Mungkin banyak diantara teman-teman yang mengatakan saya beruntung
ketika mengetahui kronologinya seperti itu, namun saya adalah salah satu orang
di dunia yang tidak percaya akan adanya keberuntungan, semua kejadian itu ada
sebab-akibat. Saya adalah seorang pemimpi yang realistis namun kurang
motivasi(baca: pemalas), namun kegiatan keseharian saya tidak pernah lepas dari
lingkup rohani, bagi saya Tuhan tidak pernah berhenti bekerja untuk saya
mengapa saya harus berhenti bekerja untuk Tuhan. Banyak sekali hal yang sudah
Tuhan lakukan untuk saya, mungkin kalau saya ceritakan disini akan panjang,
tapi yang perlu diingat adalah apapun agama dan kepercayaan kalian Tuhan tidak
pernah meninggalkan kalian. Berdoa dan percaya kepada-Nya adalah kunci dari
semua ini. Tidak pernah jauh dari Tuhan dan melakukan apa yang
diperintahkan-Nya menjadi senjata jitu untuk berperang dalam dunia yang semakin
gila ini. Tidak dapat di pungkiri bahwa pada akhirnya saya hanyalah manusia
biasa yang sering sekali melanggar perintah-perintahNya, namun toh Tuhan tidak
pernah berhenti menunjukkan kasihNya kepada umat manusia. Inti dari semua ini
adalah apapun agama dan kepercayaan kita jangan sekali-sekali menjauh dari
Tuhan, berdoa adalah salah satu sarananya.

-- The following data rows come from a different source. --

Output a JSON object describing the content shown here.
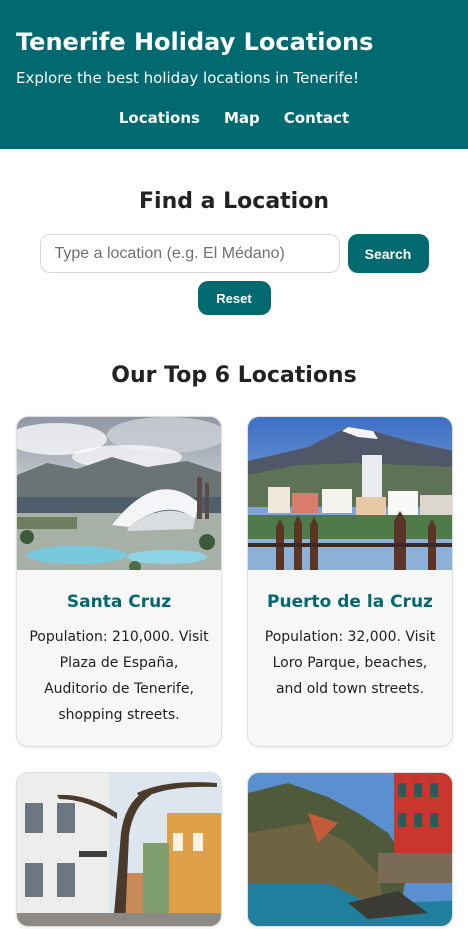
{
  "header": {
    "title": "Tenerife Holiday Locations",
    "subtitle": "Explore the best holiday locations in Tenerife!",
    "nav": [
      {
        "label": "Locations"
      },
      {
        "label": "Map"
      },
      {
        "label": "Contact"
      }
    ]
  },
  "search": {
    "heading": "Find a Location",
    "placeholder": "Type a location (e.g. El Médano)",
    "value": "",
    "search_label": "Search",
    "reset_label": "Reset"
  },
  "top": {
    "heading": "Our Top 6 Locations",
    "cards": [
      {
        "title": "Santa Cruz",
        "description": "Population: 210,000. Visit Plaza de España, Auditorio de Tenerife, shopping streets."
      },
      {
        "title": "Puerto de la Cruz",
        "description": "Population: 32,000. Visit Loro Parque, beaches, and old town streets."
      }
    ]
  },
  "colors": {
    "brand": "#006a70",
    "card_bg": "#f7f7f7"
  }
}
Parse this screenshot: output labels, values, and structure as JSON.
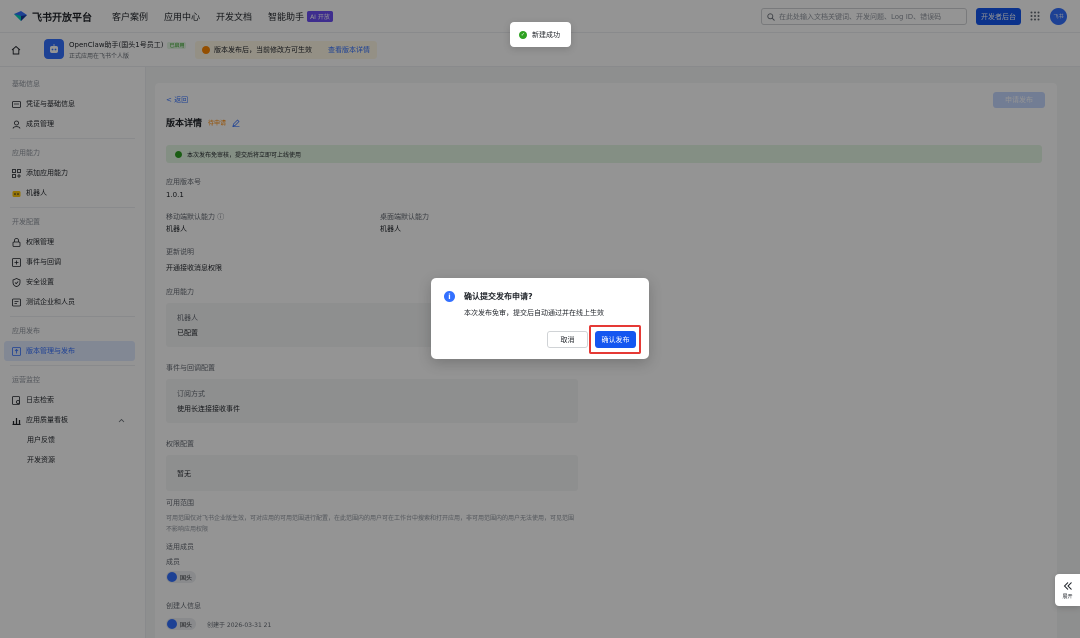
{
  "topnav": {
    "brand": "飞书开放平台",
    "items": [
      "客户案例",
      "应用中心",
      "开发文档",
      "智能助手"
    ],
    "ai_badge": "AI 开放",
    "search_placeholder": "在此处输入文档关键词、开发问题、Log ID、错误码",
    "dev_console": "开发者后台",
    "avatar_text": "飞书"
  },
  "appbar": {
    "app_name": "OpenClaw助手(国头1号员工)",
    "online_tag": "已启用",
    "app_sub": "正式应用在飞书个人版",
    "notice": "版本发布后，当前修改方可生效",
    "notice_link": "查看版本详情"
  },
  "sidebar": {
    "groups": [
      {
        "title": "基础信息",
        "items": [
          {
            "label": "凭证与基础信息",
            "icon": "id-card-icon"
          },
          {
            "label": "成员管理",
            "icon": "user-icon"
          }
        ]
      },
      {
        "title": "应用能力",
        "items": [
          {
            "label": "添加应用能力",
            "icon": "add-grid-icon"
          },
          {
            "label": "机器人",
            "icon": "robot-icon"
          }
        ]
      },
      {
        "title": "开发配置",
        "items": [
          {
            "label": "权限管理",
            "icon": "lock-icon"
          },
          {
            "label": "事件与回调",
            "icon": "event-icon"
          },
          {
            "label": "安全设置",
            "icon": "shield-icon"
          },
          {
            "label": "测试企业和人员",
            "icon": "test-icon"
          }
        ]
      },
      {
        "title": "应用发布",
        "items": [
          {
            "label": "版本管理与发布",
            "icon": "version-icon",
            "active": true
          }
        ]
      },
      {
        "title": "运营监控",
        "items": [
          {
            "label": "日志检索",
            "icon": "log-icon"
          },
          {
            "label": "应用质量看板",
            "icon": "dashboard-icon"
          },
          {
            "label": "用户反馈",
            "sub": true
          },
          {
            "label": "开发资源",
            "sub": true
          }
        ]
      }
    ]
  },
  "main": {
    "back": "< 返回",
    "title": "版本详情",
    "status": "待申请",
    "submit": "申请发布",
    "banner": "本次发布免审核，提交后将立即可上线使用",
    "fields": {
      "version_label": "应用版本号",
      "version_value": "1.0.1",
      "mobile_label": "移动端默认能力 ⓘ",
      "mobile_value": "机器人",
      "desktop_label": "桌面端默认能力",
      "desktop_value": "机器人",
      "update_label": "更新说明",
      "update_value": "开通接收消息权限",
      "cap_label": "应用能力",
      "robot_label": "机器人",
      "robot_value": "已配置",
      "event_label": "事件与回调配置",
      "sub_label": "订阅方式",
      "sub_value": "使用长连接接收事件",
      "perm_label": "权限配置",
      "perm_value": "暂无",
      "avail_label": "可用范围",
      "avail_desc": "可用范围仅对飞书企业版生效，可对应用的可用范围进行配置，在此范围内的用户可在工作台中搜索和打开应用，非可用范围内的用户无法使用，可见范围不影响应用权限",
      "avail_member_label": "适用成员",
      "avail_member_value": "成员",
      "avail_user": "国头",
      "creator_label": "创建人信息",
      "creator_user": "国头",
      "creator_time": "创建于 2026-03-31 21"
    }
  },
  "toast": "新建成功",
  "dialog": {
    "icon": "i",
    "title": "确认提交发布申请?",
    "body": "本次发布免审，提交后自动通过并在线上生效",
    "cancel": "取消",
    "confirm": "确认发布"
  },
  "expand": {
    "label": "展开"
  }
}
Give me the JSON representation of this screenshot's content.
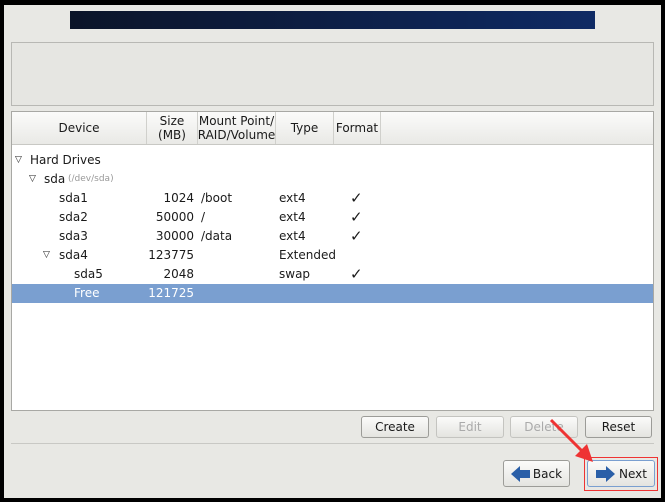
{
  "table": {
    "headers": [
      "Device",
      "Size (MB)",
      "Mount Point/ RAID/Volume",
      "Type",
      "Format"
    ],
    "header_lines": {
      "size": [
        "Size",
        "(MB)"
      ],
      "mount": [
        "Mount Point/",
        "RAID/Volume"
      ]
    },
    "group": "Hard Drives",
    "disk": {
      "name": "sda",
      "path": "(/dev/sda)"
    },
    "rows": [
      {
        "device": "sda1",
        "size": "1024",
        "mount": "/boot",
        "type": "ext4",
        "format": "✓"
      },
      {
        "device": "sda2",
        "size": "50000",
        "mount": "/",
        "type": "ext4",
        "format": "✓"
      },
      {
        "device": "sda3",
        "size": "30000",
        "mount": "/data",
        "type": "ext4",
        "format": "✓"
      },
      {
        "device": "sda4",
        "size": "123775",
        "mount": "",
        "type": "Extended",
        "format": ""
      },
      {
        "device": "sda5",
        "size": "2048",
        "mount": "",
        "type": "swap",
        "format": "✓"
      },
      {
        "device": "Free",
        "size": "121725",
        "mount": "",
        "type": "",
        "format": ""
      }
    ],
    "selected_row": "Free"
  },
  "buttons": {
    "create": "Create",
    "edit": "Edit",
    "delete": "Delete",
    "reset": "Reset",
    "back": "Back",
    "next": "Next"
  },
  "colors": {
    "selection": "#7a9fd0",
    "annotation": "#ee3333",
    "arrow_icon": "#2a5fa8"
  }
}
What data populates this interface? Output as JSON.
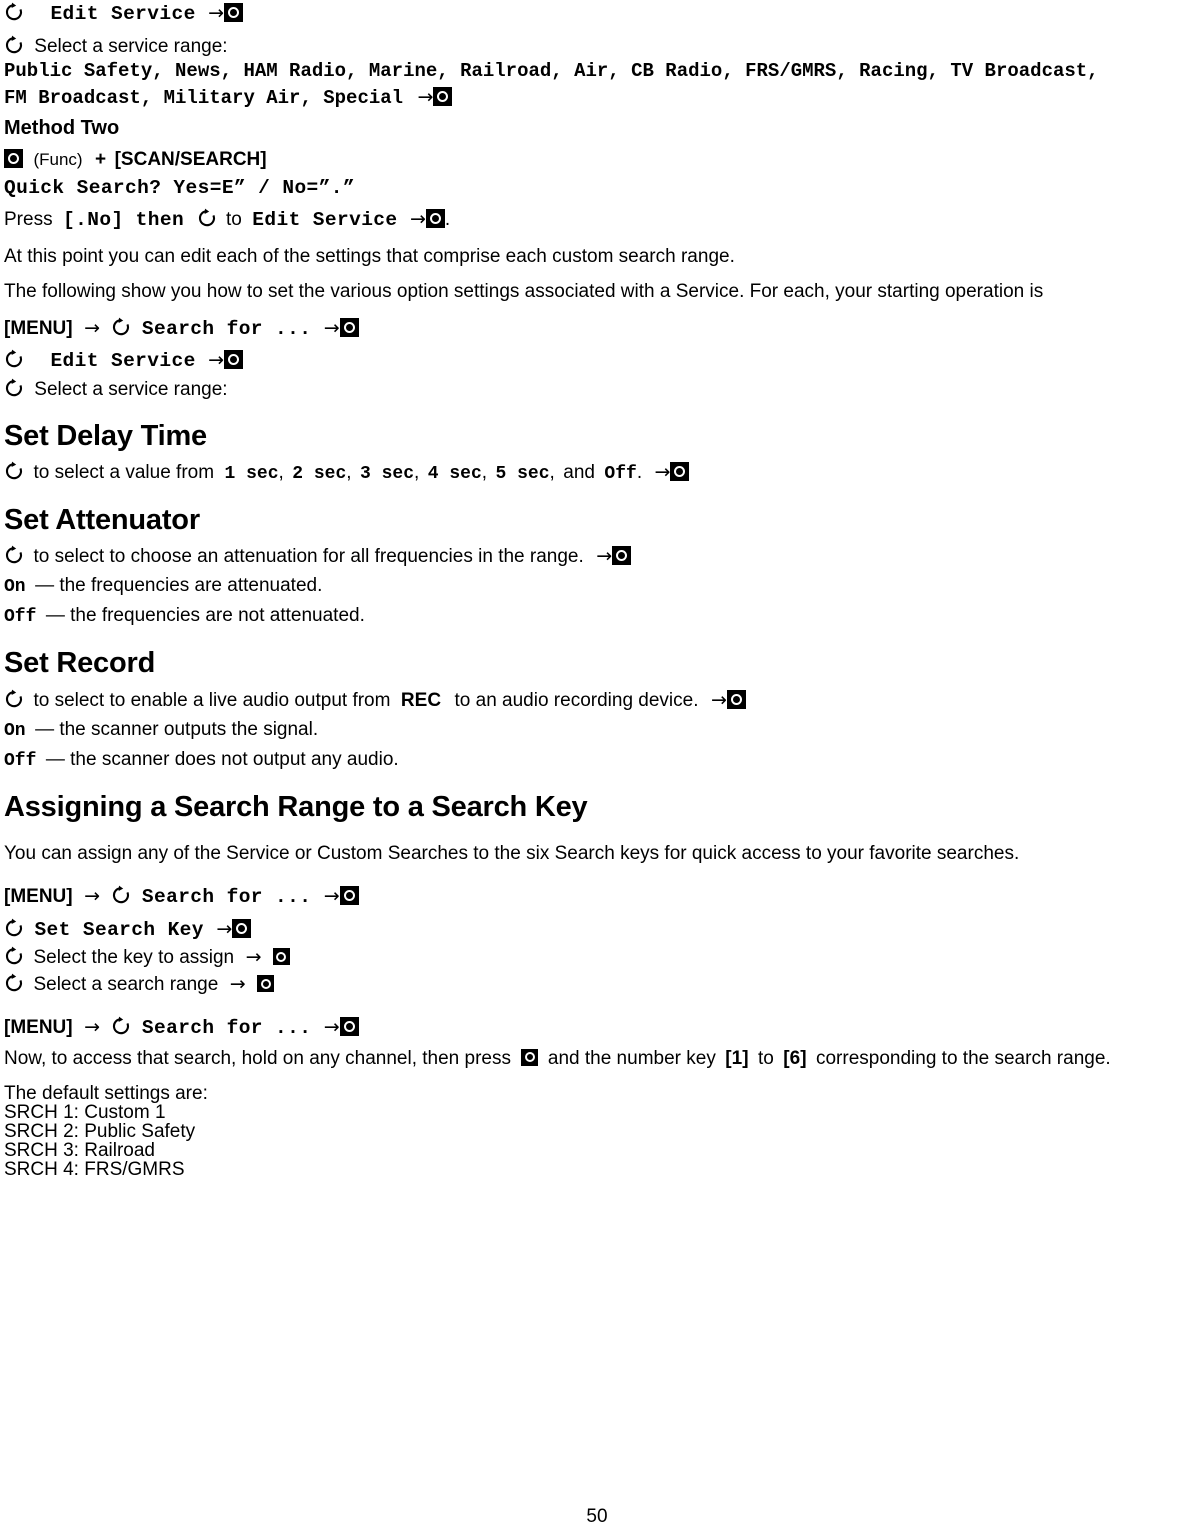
{
  "page": {
    "number": "50"
  },
  "icons": {
    "knob": "rotate-knob-icon",
    "e_button": "e-button-icon",
    "arrow": "right-arrow-icon",
    "arrow_glyph": "→"
  },
  "l1": {
    "label": "Edit Service"
  },
  "l2": {
    "text": "Select a service range:"
  },
  "l3": {
    "text": "Public Safety, News, HAM Radio, Marine, Railroad, Air, CB Radio, FRS/GMRS, Racing, TV Broadcast,"
  },
  "l4": {
    "text": "FM Broadcast, Military Air, Special"
  },
  "method_two": {
    "heading": "Method Two",
    "func_label": "(Func)",
    "plus": "+",
    "scan_search_key": "[SCAN/SEARCH]",
    "quick_search_prompt": "Quick Search? Yes=E” / No=”.”",
    "press_word": "Press",
    "press_key": "[.No] then",
    "press_to": "to",
    "press_target": "Edit Service",
    "period": "."
  },
  "para1": {
    "text": "At this point you can edit each of the settings that comprise each custom search range."
  },
  "para2": {
    "text": "The following show you how to set the various option settings associated with a Service. For each, your starting operation is"
  },
  "nav1": {
    "menu_key": "[MENU]",
    "search_for": "Search for ..."
  },
  "nav2": {
    "edit_service": "Edit Service"
  },
  "nav3": {
    "text": "Select a service range:"
  },
  "set_delay_time": {
    "heading": "Set Delay Time",
    "lead": "to select a value from",
    "values": [
      "1 sec",
      "2 sec",
      "3 sec",
      "4 sec",
      "5 sec"
    ],
    "and_word": "and",
    "off_value": "Off",
    "period": "."
  },
  "set_attenuator": {
    "heading": "Set Attenuator",
    "lead": "to select to choose an attenuation for all frequencies in the range.",
    "on_value": "On",
    "on_desc": "— the frequencies are attenuated.",
    "off_value": "Off",
    "off_desc": "— the frequencies are not attenuated."
  },
  "set_record": {
    "heading": "Set Record",
    "lead_a": "to select to enable a live audio output from",
    "rec_label": "REC",
    "lead_b": "to an audio recording device.",
    "on_value": "On",
    "on_desc": "— the scanner outputs the signal.",
    "off_value": "Off",
    "off_desc": "— the scanner does not output any audio."
  },
  "assigning": {
    "heading": "Assigning a Search Range to a Search Key",
    "intro": "You can assign any of the Service or Custom Searches to the six Search keys for quick access to your favorite searches.",
    "step1_menu": "[MENU]",
    "step1_search_for": "Search for ...",
    "step2_label": "Set Search Key",
    "step3_text": "Select the key to assign",
    "step4_text": "Select a search range",
    "step5_menu": "[MENU]",
    "step5_search_for": "Search for ...",
    "final_a": "Now, to access that search, hold on any channel, then press",
    "final_b": "and the number key",
    "final_key_1": "[1]",
    "final_to": "to",
    "final_key_6": "[6]",
    "final_c": "corresponding to the search range."
  },
  "defaults": {
    "intro": "The default settings are:",
    "items": [
      "SRCH 1: Custom 1",
      "SRCH 2: Public Safety",
      "SRCH 3: Railroad",
      "SRCH 4: FRS/GMRS"
    ]
  }
}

“Jawaban Tuhan atas doa kita sebenarnya hanya ada tiga, pertama IYA,
kedua TIDAK SEKARANG dan yang ketiga ADA YANG LEBIH BAIK.” Kiranya kalimat
itulah yang saya jadikan pegangan dalam hidup saya selama ini. Mungkin bisa
dikatakan juga bahwa kalimat sederhana itu yang akhirnya mulai dapat melepaskan
simpul tali yang selama ini melilit membelenggu kehidupan saya. Tidak
berlebihan saya mengatakan demikian, karena faktanya masih banyak orang yang
terbelenggu oleh tali-tali yang sebenarnya fana tersebut yang membuat orang
sudah mampu bermimpi namun tidak kunjung memulai usaha untuk meraihnya.
Semoga secuil tulisan dari saya ini dapat
memotivasi teman-teman untuk terus mengejar semua mimpi-mimpinya. Buang
jauh-jauh sifat pemalas, mulailah bermimpi dan berusaha mewujudkannya, dan yang
terakhir titipkan semua mimpi-mimpimu pada Tuhan, biarkan Tuhan yang meridhoi
segala usaha kalian sehingga saat semua yang kalian impikan terwujud kalian
hanya bisa bersyukur dan menyadari bahwa kalian hebat. Salam hangat.
Liberatus Surya Rossario
15 Februari 2014 | Wenzhou, Zhejiang Province, China.